И он ушел в сопровождении директора.

– Минутку внимания, – громко крикнул с яруса Арик Аборигенович. – Игорь Станиславович всех просил, по мере освобождения от репетиции, подходить к нему в кабинет для беседы.

– Ну, начинается, – проворчал рыжий артист.

Остальные никак не отреагировали на приглашение главного. Только долговязый старик, дядя Петя, потрепав пальцами бровь, чуть заикаясь, сказал:

– В-вот эт-то я па-анимаю… ч-человеческий п-под-ход, – и энергично рассек ладонью воздух.

– Все слышали? – начальственно оглядел артистов Арик Аборигенович, – появившись в партере, измазанный в краске, с липкими руками.

– Да слышали, слышали, – отмахнулся от него Рустам, – ты лучше скажи, где пропадал? Что это тебя видно не было?

– Болел, – коротко отрезал Тушкин, и исчез.

Когда началась репетиция, Троицкий заметил в глубине зала незнакомую женщину в красных очках, которая что-то помечала у себя в блокноте.

– Сеня, – дернул он за рукав Вольхина, – а это, кто там?

Вольхин посмотрел в зал, заслонясь ладонью от света прожекторов.

– Не знаю. Первый раз вижу.

– Что? – обернулся Крячиков, пока Михаил Михайлович что-то втолковывал Артемьевой, – это? Жена главного, Ольга Поликарповна.

Он успел всё уже выведать об Уфимцеве.

– Я ему прямо скажу, – делился он с Троицким, – какой тут, к черту, творческий процесс, квартиры нет. Жена поедом ест. Я, вместо роли, её тексты на репетициях шпарю.
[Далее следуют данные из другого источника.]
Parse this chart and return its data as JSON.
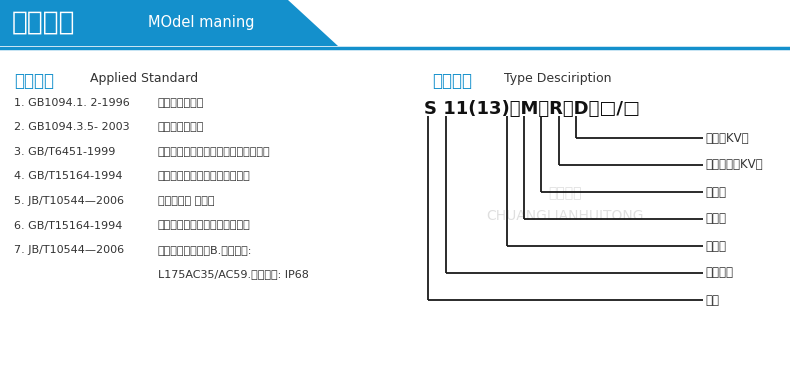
{
  "bg_color": "#ffffff",
  "header_bg": "#1490cc",
  "header_title_cn": "型号含义",
  "header_title_en": "MOdel maning",
  "left_section_title_cn": "产品标准",
  "left_section_title_en": "Applied Standard",
  "right_section_title_cn": "型号说明",
  "right_section_title_en": "Type Desciription",
  "left_items": [
    [
      "1. GB1094.1. 2-1996",
      "《电力变压器》"
    ],
    [
      "2. GB1094.3.5- 2003",
      "《电力变压器》"
    ],
    [
      "3. GB/T6451-1999    ",
      "《三相油浸式变压器技术参数和要求》"
    ],
    [
      "4. GB/T15164-1994",
      "《油浸式电力变压器负载导则》"
    ],
    [
      "5. JB/T10544—2006",
      "《地下式变 压器》"
    ],
    [
      "6. GB/T15164-1994",
      "《油浸式电力变压器负载导则》"
    ],
    [
      "7. JB/T10544—2006",
      "《地下式变压器》B.绝缘水平:"
    ],
    [
      "",
      "L175AC35/AC59.防护等级: IP68"
    ]
  ],
  "model_string_parts": [
    "S",
    " 11(13)",
    "－M－R－D－",
    "□/□"
  ],
  "model_display": "S 11(13)－M－R－D－□/□",
  "right_labels": [
    "电压（KV）",
    "额定容量（KV）",
    "地埋式",
    "熔断型",
    "全密封",
    "设计序号",
    "三相"
  ],
  "line_color": "#1a1a1a",
  "blue_color": "#1490cc",
  "text_color": "#333333",
  "watermark_cn": "创联汇通",
  "watermark_en": "CHUANGLIANHUITONG"
}
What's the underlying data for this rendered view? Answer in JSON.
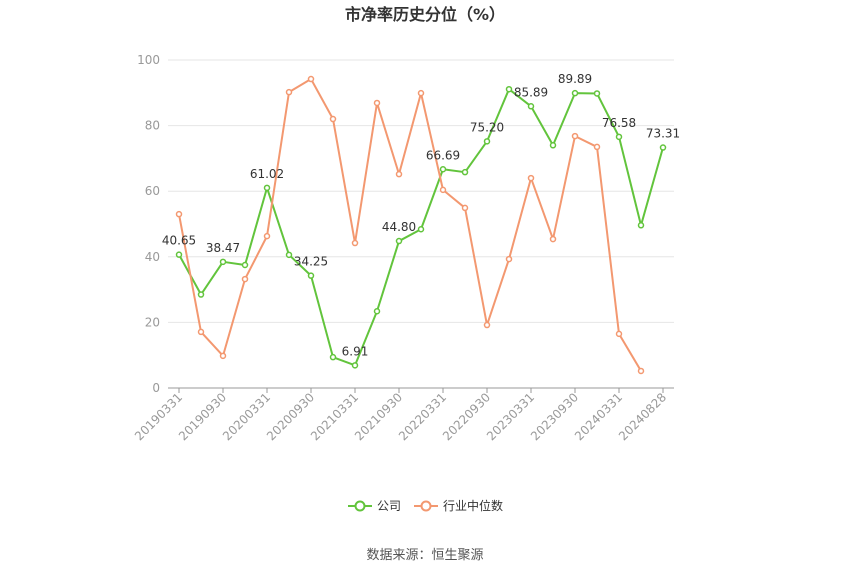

– А что это она вписывает в блокнот?

Рыжий актер, который внимательно прислушивался их разговору, скосил глаза в зал на жену главного, и не без ехидства предположил:

– Мизансцены записывает.

– Зачем?

– Играть, наверное, собирается.

– А что ей у нас играть?

– Героиню, – с недоумением уставился «рыжий» на Троицкого.

– А куда же Галю? – допытывался Троицкий.

– Туда же, куда и вас.

– Она же… – Троицкий кивнул в зал, – старая.

– Как вам повезло, что она вас не слышит, – подавил усмешку рыжий актер. – У жены главного режиссера нет возраста, запомните это на всю жизнь.

– Послушайте… э-э-э… вы… – промычал Книга

– Артемьева, – подсказала Михаилу Михайловичу помощница режиссера.

– Да-да… какой у вас здесь текст? Ну, прочитайте, – и, не дав ей закончить, развел руками, – это же совсем не то. Что вы нам тут играете?

И он стал ей снова что-то раздраженно объяснять.

– Я же так и делала, Михал Михалыч, а вы мне сказали – не надо.

– Плохо, значит, делали.

– Вчера вам всё нравилось.

– Вы будете со мной спорить?

– Значит, я тупая, Михал Михалыч, давайте еще раз…

– Инна, – окликнул он Ланскую, – чем вы заняты? Ну, пожалуйста, давайте.

Инна тотчас же сунула помаду и зеркальце в сумку, и с миной примерной ученицы на лице посмотрела в сторону Михаила Михайловича. На губах у нее дрожала улыбка.

– Не девочка, а всё в невинность играет, – услышал Троицкий глухое ворчание «рыжего»».

Эта вскользь брошенная Шагаевым фраза переключила внимание Троицкого с Артемьевой на Инну. Та сидела нога на ногу, упираясь в пол каблучком, и, едва сдерживая улыбку, покусывала блестевшие темной помадой губы.

– Нет! Всё! Стойте! Вы… меня не понимаете. Это я, наверное, тупой? – вдруг громко, на весь зал, заявил Михаил Михайлович, остановив репетицию.

– Понимаю я, – убежденно настаивала Артемьева, начиная всё заново.

– Нет, не понимаете, – демонстративно прервал её Михаил Михайлович.

– Понимаю, – в исступлении кричала ему со сцены Артемьева.

И все повторялось сначала.

– Молодежь! – пыхтел Михаил Михайлович. – Плохо, плохо обучены. Не можете! Рано вам такие роли играть.

Троицкий тут же впился в него глазами, но Михаилу Михайловичу было не до него. Теряя самообладание, он что-то тщетно вдалбливал мрачной, оцепеневшей Артемьевой.